Being a Dallas commercial real estate landlord can come with its share of challenges. And one of those challenges is when your tenant files for bankruptcy. What do you do? Where do you turn?
It is important to understand both your rights and obligations as a landlord. The following tips can help guide you through the process:
1. The first order of business after you have discovered that your Dallas commercial real estate tenant has filed for bankruptcy is to consider whether the lease is to be assumed or rejected. The United States Bankruptcy Code requires that your tenant either assume or reject the lease within 60 days of the bankruptcy petition date. If your tenant fails to assume the lease during this time period then the lease is deemed rejected. As the landlord, you may petition the bankruptcy court to receive the answer from your tenant before the 60 days has expired, particular if you feel that you may lose another potential tenant as a result.

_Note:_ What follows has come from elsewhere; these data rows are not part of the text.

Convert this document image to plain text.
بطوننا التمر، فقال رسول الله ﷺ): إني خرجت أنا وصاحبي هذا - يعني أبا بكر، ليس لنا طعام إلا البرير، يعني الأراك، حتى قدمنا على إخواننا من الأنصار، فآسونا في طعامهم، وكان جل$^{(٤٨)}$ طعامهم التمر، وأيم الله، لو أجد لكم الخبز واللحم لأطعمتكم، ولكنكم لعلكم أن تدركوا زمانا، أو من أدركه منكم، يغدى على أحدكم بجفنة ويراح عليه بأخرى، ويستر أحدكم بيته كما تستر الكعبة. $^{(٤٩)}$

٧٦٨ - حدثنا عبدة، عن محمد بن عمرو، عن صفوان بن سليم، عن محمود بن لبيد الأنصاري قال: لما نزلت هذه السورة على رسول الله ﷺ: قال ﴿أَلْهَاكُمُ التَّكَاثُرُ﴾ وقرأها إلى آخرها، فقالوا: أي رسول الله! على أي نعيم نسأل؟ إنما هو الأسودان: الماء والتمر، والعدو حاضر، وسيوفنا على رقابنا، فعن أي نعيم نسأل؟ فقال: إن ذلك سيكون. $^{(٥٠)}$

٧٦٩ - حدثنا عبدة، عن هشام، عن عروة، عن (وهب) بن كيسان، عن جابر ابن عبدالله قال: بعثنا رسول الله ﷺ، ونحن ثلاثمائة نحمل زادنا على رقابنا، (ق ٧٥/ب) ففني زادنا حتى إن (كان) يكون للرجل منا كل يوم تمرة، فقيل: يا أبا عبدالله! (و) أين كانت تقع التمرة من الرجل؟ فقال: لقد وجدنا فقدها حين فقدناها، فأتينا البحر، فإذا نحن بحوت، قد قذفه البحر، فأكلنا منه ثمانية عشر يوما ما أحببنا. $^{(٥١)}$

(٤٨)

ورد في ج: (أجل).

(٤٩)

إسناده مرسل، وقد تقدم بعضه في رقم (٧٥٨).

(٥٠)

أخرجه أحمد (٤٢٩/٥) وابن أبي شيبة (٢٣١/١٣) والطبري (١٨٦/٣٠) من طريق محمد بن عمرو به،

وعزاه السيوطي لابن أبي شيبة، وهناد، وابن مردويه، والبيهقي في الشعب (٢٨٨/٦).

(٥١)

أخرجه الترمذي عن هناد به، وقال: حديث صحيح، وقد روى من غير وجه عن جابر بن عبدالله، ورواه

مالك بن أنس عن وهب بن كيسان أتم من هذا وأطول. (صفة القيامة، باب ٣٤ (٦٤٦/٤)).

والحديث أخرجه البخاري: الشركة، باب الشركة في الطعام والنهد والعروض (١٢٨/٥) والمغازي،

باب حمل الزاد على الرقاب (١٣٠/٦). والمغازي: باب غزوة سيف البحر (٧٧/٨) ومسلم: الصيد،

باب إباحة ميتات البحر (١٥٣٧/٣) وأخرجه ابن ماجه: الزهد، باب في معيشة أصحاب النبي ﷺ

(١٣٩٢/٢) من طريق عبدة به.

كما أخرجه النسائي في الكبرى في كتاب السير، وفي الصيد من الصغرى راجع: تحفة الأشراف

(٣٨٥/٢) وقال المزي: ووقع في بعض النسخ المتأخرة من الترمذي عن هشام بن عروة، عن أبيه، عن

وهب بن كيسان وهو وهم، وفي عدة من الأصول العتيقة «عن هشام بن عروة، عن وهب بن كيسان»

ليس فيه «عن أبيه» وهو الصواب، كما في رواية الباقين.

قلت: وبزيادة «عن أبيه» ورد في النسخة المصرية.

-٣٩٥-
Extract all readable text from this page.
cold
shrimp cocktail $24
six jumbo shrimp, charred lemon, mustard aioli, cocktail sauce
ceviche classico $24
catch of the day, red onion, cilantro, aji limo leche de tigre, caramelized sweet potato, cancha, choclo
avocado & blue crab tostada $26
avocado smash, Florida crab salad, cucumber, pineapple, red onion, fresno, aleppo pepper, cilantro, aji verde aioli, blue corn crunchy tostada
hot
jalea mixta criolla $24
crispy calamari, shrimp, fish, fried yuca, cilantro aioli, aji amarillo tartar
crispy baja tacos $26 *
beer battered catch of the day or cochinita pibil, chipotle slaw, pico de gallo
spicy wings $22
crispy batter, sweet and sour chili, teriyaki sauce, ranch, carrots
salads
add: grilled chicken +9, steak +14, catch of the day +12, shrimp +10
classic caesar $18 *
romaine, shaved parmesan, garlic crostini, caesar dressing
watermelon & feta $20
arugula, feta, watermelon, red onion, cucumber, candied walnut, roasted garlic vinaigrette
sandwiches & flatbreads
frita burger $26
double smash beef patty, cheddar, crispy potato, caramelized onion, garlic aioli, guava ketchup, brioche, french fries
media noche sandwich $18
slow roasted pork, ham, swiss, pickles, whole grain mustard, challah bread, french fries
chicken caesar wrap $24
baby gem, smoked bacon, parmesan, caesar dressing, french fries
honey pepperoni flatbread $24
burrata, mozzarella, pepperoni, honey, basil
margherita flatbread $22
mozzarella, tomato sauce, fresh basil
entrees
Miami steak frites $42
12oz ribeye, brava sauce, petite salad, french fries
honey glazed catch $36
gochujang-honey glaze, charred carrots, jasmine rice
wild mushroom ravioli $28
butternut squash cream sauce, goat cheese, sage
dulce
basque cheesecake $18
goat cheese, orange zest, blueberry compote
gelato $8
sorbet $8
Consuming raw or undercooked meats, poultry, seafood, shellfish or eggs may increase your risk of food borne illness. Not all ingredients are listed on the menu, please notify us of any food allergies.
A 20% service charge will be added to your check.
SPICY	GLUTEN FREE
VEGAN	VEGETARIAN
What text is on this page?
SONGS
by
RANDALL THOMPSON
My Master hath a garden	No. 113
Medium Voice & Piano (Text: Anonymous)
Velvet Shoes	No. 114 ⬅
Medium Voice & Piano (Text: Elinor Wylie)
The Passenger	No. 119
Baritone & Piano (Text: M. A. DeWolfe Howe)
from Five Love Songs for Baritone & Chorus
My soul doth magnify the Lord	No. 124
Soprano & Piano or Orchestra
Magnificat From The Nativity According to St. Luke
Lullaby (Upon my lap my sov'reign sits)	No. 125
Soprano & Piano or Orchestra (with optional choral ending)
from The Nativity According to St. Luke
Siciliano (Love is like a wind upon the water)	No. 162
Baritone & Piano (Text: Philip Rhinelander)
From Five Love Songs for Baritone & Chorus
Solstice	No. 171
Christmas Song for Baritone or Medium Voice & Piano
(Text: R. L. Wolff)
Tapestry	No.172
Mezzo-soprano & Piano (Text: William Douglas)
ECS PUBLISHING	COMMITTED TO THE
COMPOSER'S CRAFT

2. If the tenant chooses to assume the lease, you have the right, as the landlord, to monitor the bankruptcy case and make sure that the tenant remains in compliance with its debt obligations, as bankruptcy laws require that the tenant continue to perform its obligations under the lease.
3. It is vital that the landlord file its proof of claim in Chapter 7 bankruptcy cases. The proof of claim includes accrued rent, CAM charges, taxes and related fees. Filing a proof of claim is more complex in Chapter 11 cases, and will depend on whether the lease has been assumed or rejected. It is important, however, that you, as the landlord, file your proof of claim in a timely manner to ensure that the lease amount is paid.
4. You may need to submit a tenant letter of credit (in lieu of a tenant security deposit) as to avoid caps on lease rejection damages. Although the letter of credit does not produce guaranteed results, it does provide the landlord with an opportunity to the details of the lease as it is being drafted and signed. This route is often effective when dealing with larger tenants.